Confusion and uncertainty about relationships are central to the whole album. On A Pearl she can’t bear anyone’s touch, preferring to go inside her head where a pearl glows in the darkness. The brutal Lonesome Love concludes that in all relationships you may just end up hurting yourself over and over again. She asks herself Why am I lonely for lonesome love? but there are no answers here. Everyone fucks themselves over. These songs are like those moments when you stare at yourself in the mirror, shaking your head.
Remember My Name starts with a dark cutting guitar, as though she wants to remind us that indie rock isn’t dead. I gave too much of my heart tonight, she sings. Being on stage, being the cowboy, has drained her sense of identity. I need someone to remember my name, she wails. Despite it all she’ll keep on searching for heaven among the stars.
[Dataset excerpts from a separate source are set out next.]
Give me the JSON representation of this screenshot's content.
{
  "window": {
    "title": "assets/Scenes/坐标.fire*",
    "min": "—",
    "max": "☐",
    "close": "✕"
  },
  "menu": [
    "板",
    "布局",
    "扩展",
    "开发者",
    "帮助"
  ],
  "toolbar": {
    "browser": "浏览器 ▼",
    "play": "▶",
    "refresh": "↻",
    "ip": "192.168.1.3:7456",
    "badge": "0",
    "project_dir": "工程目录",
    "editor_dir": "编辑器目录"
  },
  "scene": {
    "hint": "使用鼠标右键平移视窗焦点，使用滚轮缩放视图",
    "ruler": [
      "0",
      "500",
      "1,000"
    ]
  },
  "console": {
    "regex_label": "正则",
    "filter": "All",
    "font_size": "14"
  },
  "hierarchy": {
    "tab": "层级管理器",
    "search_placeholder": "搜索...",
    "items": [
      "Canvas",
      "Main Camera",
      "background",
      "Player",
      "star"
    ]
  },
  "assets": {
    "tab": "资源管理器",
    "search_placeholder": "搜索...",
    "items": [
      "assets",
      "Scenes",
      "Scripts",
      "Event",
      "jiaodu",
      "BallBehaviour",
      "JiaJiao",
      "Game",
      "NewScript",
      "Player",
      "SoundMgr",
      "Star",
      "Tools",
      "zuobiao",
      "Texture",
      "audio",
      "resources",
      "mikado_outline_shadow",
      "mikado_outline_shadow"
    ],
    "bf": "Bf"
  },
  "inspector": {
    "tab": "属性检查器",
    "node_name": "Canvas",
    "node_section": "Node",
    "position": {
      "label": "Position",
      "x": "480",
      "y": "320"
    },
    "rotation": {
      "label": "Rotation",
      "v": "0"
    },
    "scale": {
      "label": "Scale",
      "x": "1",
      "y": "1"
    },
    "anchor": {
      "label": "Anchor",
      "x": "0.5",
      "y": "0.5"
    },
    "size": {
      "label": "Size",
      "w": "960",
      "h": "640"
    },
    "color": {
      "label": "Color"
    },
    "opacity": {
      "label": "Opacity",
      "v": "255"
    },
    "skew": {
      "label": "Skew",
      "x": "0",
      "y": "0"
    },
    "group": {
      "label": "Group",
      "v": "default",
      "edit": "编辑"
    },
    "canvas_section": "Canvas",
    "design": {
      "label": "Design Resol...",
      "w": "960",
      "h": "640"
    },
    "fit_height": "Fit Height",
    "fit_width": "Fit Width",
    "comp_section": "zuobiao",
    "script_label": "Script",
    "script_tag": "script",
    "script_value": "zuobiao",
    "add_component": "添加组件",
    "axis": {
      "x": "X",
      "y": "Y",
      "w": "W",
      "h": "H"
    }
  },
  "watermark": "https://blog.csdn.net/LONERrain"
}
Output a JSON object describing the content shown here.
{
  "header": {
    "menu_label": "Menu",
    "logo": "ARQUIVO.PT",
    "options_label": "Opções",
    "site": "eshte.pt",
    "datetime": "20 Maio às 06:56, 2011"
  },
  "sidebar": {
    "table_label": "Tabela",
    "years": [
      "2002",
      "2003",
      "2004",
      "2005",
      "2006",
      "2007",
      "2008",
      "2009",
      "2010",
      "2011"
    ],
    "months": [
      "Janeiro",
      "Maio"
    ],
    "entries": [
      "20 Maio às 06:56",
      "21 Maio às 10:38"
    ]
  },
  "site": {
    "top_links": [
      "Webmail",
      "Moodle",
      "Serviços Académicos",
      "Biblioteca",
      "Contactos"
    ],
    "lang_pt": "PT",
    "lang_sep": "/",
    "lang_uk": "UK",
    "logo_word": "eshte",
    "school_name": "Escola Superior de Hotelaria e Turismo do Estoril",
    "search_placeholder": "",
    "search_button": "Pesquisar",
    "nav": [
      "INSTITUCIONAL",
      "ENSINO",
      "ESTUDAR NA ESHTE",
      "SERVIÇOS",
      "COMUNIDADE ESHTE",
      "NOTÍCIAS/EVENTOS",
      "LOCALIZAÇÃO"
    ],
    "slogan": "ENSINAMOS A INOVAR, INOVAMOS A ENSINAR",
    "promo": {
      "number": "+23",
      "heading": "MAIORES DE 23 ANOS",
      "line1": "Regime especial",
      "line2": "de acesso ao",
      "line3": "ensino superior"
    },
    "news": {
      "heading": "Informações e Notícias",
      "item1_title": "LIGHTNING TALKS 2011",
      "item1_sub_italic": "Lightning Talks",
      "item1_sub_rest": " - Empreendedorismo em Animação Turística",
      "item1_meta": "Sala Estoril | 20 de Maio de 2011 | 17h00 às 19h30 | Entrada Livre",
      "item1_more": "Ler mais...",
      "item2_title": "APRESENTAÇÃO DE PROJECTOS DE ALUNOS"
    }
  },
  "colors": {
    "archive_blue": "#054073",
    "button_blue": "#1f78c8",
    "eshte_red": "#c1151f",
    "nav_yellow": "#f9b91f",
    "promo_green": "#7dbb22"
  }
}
The exasperated sigh before the poppy ‘Me and My Husband’ just about sums up every marriage ever. Me and my husband we’re sticking together, she sings with numb denial dripping from every word.
Nobody is another brutal slice of loneliness wrapped up in an indie disco beat. In a better reality this song becomes a hit and she gets to live out that one movie kiss she’s been dreaming of. The hunger to make connections, to be loved recurs on Blue Light as she pleads, Somebody kiss me, I’m going crazy. Solitude sometimes is the coldest place to be.
The album finishes with us watching Two Slow Dancers on the floor. It would be a hundred times easier if we were young again, she sings. But you can’t go back. Nothing stays the same. You have to keep swaying with the music, moving until the end.
Be the Cowboy is full of brilliant, beautiful songs that cut to the heart. Mitski doesn’t have the answers to the eternal questions of life, love and loneliness but thankfully her songs make the fear and uncertainty more bearable.